The long-distance mindset – sustaining yourself through registrar training

RACGP Vice President Dr Ramya Raman tells us why protecting your wellbeing, staying connected to purpose, and pacing yourself are the foundations of a long and rewarding career in general practice:

There’s a moment most of us remember from training. For me, it was a late afternoon in a busy clinic running behind, holding risk across multiple complex patients, and realising I hadn’t eaten, hadn’t paused, and hadn’t taken a breath all day.

Registrar training can feel like running a marathon at sprint pace. You’re learning, performing, and constantly recalibrating: clinically, emotionally, and professionally. The challenge is that general practice doesn’t just test what you know. It tests how you hold uncertainty, how you carry responsibility, and how you sustain yourself while doing it.

Burnout doesn’t arrive all at once. It’s cumulative. It’s the missed lunch, the extra patient squeezed in, the mental load you take home, the quiet pressure to ‘just keep going’. And in a profession built on caring for others, it’s easy to overlook caring for yourself.

Work–life balance is often framed as something external, hours worked, time off, rosters. However, in reality, it’s also internal. It’s about boundaries, expectations, and recognising that you are not an unlimited resource.

I often think of registrar training like being a long-distance runner. You can sprint parts of the course, but if you try to sprint the whole race, you won’t finish well. The goal isn’t just to get through training it’s to arrive at Fellowship still well, still engaged, and still connected to why you chose this profession.

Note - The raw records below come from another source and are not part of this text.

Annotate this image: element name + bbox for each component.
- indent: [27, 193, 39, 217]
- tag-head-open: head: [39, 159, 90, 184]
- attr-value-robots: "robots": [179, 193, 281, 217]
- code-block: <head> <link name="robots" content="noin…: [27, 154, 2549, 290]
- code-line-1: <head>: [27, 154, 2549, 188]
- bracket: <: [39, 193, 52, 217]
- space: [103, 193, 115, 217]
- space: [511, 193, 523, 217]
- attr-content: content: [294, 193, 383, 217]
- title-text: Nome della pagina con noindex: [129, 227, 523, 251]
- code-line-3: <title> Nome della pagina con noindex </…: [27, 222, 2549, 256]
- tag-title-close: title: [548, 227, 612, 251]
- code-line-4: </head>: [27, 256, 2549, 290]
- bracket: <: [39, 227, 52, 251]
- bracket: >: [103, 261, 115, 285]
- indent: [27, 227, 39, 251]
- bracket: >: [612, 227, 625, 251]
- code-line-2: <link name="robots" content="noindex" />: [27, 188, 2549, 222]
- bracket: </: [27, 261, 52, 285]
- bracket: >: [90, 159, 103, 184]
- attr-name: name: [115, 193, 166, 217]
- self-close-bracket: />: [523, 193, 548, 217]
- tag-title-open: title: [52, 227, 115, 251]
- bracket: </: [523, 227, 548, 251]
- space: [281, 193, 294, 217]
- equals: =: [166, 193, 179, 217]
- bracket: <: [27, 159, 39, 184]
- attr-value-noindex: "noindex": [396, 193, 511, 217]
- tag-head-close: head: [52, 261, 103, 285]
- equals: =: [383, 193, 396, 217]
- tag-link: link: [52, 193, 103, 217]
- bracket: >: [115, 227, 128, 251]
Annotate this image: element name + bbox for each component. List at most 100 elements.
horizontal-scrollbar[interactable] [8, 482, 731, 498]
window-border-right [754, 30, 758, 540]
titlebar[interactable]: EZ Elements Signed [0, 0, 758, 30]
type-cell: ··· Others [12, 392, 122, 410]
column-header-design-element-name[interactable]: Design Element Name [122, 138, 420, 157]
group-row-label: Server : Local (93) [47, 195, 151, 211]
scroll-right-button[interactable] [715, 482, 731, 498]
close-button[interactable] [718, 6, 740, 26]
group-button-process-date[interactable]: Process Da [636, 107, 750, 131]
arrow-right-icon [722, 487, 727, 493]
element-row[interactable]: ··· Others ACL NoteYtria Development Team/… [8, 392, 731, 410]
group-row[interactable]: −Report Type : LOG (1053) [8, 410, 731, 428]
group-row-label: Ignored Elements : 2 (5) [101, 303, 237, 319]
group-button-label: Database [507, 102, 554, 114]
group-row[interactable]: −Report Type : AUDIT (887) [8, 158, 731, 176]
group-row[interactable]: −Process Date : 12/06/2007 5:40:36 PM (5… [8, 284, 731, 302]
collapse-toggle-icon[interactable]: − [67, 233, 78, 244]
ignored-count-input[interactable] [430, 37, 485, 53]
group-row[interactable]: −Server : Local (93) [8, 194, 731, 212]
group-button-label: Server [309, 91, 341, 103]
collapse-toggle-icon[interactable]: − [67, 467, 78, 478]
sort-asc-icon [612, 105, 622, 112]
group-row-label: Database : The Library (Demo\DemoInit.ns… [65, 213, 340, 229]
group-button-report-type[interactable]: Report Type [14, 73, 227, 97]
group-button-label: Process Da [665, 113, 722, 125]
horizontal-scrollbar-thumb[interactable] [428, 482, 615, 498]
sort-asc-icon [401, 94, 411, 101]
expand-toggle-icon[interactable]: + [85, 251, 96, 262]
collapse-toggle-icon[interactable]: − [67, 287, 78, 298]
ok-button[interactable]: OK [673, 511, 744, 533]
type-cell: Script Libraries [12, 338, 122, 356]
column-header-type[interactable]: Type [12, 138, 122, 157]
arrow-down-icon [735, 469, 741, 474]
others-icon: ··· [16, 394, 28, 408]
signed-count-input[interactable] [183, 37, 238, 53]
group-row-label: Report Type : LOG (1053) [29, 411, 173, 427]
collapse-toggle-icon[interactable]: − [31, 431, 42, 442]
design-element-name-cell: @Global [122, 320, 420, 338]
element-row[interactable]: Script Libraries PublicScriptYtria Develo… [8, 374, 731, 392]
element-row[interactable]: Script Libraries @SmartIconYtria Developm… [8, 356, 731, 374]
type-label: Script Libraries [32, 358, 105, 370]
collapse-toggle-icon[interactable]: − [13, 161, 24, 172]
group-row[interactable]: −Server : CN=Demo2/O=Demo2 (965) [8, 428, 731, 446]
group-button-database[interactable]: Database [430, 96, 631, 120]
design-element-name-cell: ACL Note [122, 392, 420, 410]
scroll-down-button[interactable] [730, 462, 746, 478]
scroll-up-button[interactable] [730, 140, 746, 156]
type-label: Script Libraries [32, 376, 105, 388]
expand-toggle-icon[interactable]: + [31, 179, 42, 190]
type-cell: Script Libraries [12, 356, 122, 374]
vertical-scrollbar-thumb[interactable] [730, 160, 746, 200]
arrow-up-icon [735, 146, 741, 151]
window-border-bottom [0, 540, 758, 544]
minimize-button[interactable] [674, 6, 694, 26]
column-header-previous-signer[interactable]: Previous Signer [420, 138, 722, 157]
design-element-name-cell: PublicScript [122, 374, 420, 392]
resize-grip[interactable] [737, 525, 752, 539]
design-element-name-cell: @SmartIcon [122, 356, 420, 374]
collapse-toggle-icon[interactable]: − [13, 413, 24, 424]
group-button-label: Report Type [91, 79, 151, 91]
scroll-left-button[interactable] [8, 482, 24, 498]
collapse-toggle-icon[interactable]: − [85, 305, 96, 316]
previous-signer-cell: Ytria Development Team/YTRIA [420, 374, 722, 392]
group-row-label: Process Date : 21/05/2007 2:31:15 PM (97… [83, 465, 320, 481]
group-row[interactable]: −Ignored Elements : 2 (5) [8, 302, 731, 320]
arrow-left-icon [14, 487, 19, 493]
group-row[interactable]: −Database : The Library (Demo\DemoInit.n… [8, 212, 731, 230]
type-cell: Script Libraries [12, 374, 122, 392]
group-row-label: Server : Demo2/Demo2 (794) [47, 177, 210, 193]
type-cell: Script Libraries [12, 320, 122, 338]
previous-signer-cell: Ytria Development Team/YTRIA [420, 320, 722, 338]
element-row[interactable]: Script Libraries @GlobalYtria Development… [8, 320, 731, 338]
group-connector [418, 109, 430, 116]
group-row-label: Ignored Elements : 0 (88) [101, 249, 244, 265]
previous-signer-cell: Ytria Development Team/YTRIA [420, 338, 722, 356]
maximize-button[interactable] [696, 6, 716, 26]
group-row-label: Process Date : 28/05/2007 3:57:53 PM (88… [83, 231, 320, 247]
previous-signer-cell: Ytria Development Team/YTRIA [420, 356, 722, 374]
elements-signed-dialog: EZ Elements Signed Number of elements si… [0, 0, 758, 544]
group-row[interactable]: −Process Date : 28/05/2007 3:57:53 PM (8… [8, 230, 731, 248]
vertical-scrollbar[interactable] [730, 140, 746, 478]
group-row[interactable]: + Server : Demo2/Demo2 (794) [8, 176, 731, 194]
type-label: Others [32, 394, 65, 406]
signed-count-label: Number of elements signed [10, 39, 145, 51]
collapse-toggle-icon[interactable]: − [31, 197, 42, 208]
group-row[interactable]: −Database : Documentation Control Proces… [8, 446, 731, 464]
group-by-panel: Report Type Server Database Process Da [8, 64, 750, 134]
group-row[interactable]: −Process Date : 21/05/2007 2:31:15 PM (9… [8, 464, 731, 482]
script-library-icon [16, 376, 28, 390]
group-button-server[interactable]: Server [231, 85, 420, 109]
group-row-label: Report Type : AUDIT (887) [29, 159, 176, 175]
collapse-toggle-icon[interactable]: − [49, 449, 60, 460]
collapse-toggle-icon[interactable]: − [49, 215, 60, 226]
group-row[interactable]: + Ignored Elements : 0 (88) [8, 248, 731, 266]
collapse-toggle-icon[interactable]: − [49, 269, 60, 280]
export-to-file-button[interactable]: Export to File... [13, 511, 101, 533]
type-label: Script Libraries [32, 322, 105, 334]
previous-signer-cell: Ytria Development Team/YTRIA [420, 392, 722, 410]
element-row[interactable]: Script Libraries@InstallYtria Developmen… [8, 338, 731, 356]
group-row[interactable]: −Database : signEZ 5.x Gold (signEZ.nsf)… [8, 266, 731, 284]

A few things that make a difference:

  • Protect your non-negotiables. Whether it’s exercise, family time, or simply switching off treat it like an appointment you wouldn’t cancel.
  • Debrief early, not late. Use your supervisors and peers. General practice can be isolating if you carry everything alone.
  • Watch your warning signs. Fatigue, irritability, detachment—these are signals, not weaknesses.
  • Stay connected to purpose. The continuity, the relationships, the quiet impact of general practice – these are the anchors.
  • Have your own care and something to look forward to. Make sure you have your own GP. And one of my favourite tips try to have your next holiday booked while you’re finishing one.

Thriving as a registrar isn’t about doing more. It’s about pacing yourself so you can keep doing this work, well and sustainably, for the long term.